NYC Ride Sharing ResearchActive
##The problem Ride-sharing services, like Uber and Lyft are those services in which passengers ride in a private vehicle driven by the owner, for a fee or for free. The widespread adoption of ride-sharing services drastically changes how people get from place to place and as a result creates new policy challenges. Ride-sharing and transportation policy is made doubly difficult because private enterprises who own ride-sharing services inherently evade regulation.
The extent to which ride-sharing enterprises are obligated to share their data for the scrutiny and well-being of the public sphere is doubtful. Additionally, there is increased need to provide environmentally friendly, and economically efficient transportation services on the part of governments, as they have historically regulated transportation for safety and environmental reasons.

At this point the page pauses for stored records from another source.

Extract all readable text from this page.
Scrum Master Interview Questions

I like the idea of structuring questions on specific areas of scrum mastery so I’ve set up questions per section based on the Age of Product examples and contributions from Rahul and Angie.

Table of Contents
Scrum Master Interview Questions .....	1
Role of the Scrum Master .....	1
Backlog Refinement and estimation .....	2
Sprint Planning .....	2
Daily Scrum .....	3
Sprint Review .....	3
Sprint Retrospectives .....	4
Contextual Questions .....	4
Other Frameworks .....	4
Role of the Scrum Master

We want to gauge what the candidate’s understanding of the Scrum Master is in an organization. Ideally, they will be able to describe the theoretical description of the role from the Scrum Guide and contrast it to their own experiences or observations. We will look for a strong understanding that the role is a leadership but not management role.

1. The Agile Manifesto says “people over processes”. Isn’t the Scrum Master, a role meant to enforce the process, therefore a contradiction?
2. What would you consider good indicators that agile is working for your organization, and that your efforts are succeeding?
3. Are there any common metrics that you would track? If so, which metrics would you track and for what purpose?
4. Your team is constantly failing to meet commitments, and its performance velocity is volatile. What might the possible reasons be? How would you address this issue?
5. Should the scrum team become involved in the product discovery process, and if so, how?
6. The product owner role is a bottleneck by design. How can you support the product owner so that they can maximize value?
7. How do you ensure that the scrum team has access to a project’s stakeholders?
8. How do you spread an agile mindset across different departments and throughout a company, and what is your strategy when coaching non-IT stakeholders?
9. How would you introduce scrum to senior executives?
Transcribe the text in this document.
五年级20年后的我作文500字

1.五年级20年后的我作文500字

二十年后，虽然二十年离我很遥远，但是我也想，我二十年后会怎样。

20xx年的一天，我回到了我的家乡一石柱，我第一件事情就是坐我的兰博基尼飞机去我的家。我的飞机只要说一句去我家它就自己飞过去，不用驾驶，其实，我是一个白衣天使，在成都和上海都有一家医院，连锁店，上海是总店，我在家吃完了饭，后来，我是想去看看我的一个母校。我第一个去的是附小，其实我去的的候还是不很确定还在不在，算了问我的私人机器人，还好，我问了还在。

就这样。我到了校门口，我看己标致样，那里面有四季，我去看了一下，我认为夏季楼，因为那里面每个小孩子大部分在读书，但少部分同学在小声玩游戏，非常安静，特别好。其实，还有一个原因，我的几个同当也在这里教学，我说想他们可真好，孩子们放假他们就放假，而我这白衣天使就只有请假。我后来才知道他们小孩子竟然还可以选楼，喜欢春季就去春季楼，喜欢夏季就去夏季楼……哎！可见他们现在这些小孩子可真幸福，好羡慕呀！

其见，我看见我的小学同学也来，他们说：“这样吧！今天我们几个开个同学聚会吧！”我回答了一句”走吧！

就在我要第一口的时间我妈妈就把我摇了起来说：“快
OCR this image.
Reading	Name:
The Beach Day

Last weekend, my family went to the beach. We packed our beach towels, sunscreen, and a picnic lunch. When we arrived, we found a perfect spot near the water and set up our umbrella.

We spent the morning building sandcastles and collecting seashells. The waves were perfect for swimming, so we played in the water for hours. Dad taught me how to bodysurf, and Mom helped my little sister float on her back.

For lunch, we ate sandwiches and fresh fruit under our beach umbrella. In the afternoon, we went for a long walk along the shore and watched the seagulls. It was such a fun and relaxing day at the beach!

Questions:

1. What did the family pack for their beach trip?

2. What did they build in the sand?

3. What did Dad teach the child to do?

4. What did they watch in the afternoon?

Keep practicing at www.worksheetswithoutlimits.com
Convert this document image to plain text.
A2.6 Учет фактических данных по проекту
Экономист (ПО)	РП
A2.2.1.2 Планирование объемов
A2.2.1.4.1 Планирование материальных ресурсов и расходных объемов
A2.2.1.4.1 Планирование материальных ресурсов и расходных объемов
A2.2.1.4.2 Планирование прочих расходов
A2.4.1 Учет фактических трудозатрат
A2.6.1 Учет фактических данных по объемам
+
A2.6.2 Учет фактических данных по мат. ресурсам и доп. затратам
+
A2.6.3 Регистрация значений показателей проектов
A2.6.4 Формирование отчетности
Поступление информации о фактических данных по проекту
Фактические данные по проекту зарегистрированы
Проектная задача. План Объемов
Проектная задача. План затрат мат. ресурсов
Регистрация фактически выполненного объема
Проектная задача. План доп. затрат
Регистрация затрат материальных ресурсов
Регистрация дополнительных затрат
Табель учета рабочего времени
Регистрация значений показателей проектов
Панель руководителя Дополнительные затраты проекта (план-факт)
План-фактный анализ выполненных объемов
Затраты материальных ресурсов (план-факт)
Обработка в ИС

As technologies evolve and redefine services that were once primarily within government purview there will need to be data that can triangulated in order to make sound policy decisions. Thus, there is greater necessity for governments and society at large to creatively use data to assess the impact of transportation services both old and new in ways impossible during the pre-digital and pre-mobile era.
##The Solution While getting data from private enterprises, will be difficult for the foreseeable future, mobile and public transit data can shed light on transportation services, public and private alike.
Increasingly state and municipal governments are releasing data that show with granularity how transportations services are affecting our everyday lives. Open datasets that tell us the why, when, what, where of how people use public and private transport can make for more informed policy debates and decisions. Much debate has arisen over the societal impact of ride-sharing services such as Uber and Lyft. An intuitive argument is that ride-sharing, puts more cars on the road and thus, all things being equal, contributes to greater traffic.
Ben Wellington, computer scientist and visiting professor of city and regional planning at the Pratt Institute used open datasets of cab ride speeds as a proxy for measuring New York City traffic both before and after the monumental increase in ride-sharing services starting in 2014.
This simple temporal examination of taxi rides revealed that taxi speeds were increasing between 2011 to 2013 when ride-sharing services were coming into popular use and that the marked decrease in taxi speeds started well before substantial speed limit reductions in November of 2014. Moreover we find that the rate of decrease in taxi ride speeds lessens considerably in 2014 even though the use of ride-sharing services has approximately doubled.
Illustrating this study is not meant to make any claim as to ride-sharing’s impact, but rather to show how open data can test basic assumptions and reveal a level complexity that opposing sides of any policy debate would rather not subject themselves to.